In the New Testament, the word “doulos” is translated indistintively as servant or slave. However, in Jesus parables, servants are always given a certain ownership and responsibility, while slaves of the ancient times was just part of the property of the master.
God has given us “some” ownership and the ensuing responsibility. We can use creation, but not abuse it. We are called to dominate creation but not domineer it. We may respect and serve persons, but we may not use them. We should be each other’s keepers or stewards, but not lord over them or be enslaved by them.
From the very beginning, Adam and Eve were called to be mere stewards, were tempted and sinned in their attempt to become lords like God. Satan again tempted Jesus with the same temptation–to betray His service to the kingdom and to the Father. Jesus was tempted to abuse His power (jump from the pinnacle of the Temple) and to acknowldge the lordship of Satan.
This continues to be our temptation too. Biotechnology offers a unique possibility to domineer others’ lives and bodies. Political power continues to tempt authorities and systems with the opportunity to lord over others. In our daily lives, we seem to forget that we are all stewards, but at times we insist that some stewards are more equal than others.

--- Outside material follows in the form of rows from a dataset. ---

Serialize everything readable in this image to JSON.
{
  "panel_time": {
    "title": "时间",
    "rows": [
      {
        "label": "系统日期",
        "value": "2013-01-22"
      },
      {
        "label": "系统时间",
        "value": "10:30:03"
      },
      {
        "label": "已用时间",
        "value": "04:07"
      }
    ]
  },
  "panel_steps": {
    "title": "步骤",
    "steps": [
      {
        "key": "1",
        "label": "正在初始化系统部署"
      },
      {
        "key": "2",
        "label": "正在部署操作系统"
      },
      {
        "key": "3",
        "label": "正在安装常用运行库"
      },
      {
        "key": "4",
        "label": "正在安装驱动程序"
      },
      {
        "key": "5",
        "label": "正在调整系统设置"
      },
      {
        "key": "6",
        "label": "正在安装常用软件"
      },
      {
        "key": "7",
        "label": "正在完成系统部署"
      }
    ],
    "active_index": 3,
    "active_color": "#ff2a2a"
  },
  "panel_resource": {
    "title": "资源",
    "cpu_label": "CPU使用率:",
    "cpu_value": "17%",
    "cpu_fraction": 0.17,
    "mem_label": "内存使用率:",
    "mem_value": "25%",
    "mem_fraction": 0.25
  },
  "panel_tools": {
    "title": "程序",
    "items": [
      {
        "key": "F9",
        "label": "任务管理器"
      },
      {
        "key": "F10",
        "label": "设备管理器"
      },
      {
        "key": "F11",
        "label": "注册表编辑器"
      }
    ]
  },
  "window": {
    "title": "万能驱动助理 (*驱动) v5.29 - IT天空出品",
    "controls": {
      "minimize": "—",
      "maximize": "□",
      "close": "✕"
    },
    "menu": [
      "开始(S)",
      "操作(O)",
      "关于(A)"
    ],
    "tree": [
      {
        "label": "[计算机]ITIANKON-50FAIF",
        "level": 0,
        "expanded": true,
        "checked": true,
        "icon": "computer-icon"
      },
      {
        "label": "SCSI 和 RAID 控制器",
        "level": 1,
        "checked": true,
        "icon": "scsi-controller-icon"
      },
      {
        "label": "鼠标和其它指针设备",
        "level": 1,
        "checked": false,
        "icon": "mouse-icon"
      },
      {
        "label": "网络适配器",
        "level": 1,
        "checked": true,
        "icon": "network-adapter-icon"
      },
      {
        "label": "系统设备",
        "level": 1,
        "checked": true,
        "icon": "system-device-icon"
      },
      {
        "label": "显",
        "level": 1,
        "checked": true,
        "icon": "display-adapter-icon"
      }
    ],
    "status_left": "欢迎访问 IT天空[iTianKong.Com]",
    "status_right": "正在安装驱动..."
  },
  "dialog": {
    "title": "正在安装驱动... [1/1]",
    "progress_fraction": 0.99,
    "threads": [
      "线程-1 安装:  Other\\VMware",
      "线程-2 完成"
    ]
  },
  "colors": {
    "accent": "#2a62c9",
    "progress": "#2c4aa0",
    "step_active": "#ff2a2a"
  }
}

“… as for the servant who says to himself, ‘My master is taking his time in coming’, and sets about beating the menservants and the maids, and eating and drinking and getting drunk, his master will come on a day he does not expect and at an hour he does not know. The master will cut him off and send him to the same fate as the unfaithful.” (Lk 12:39-48)
We are not called to be masters, slaves or abusive servants, but to be responsible stewards.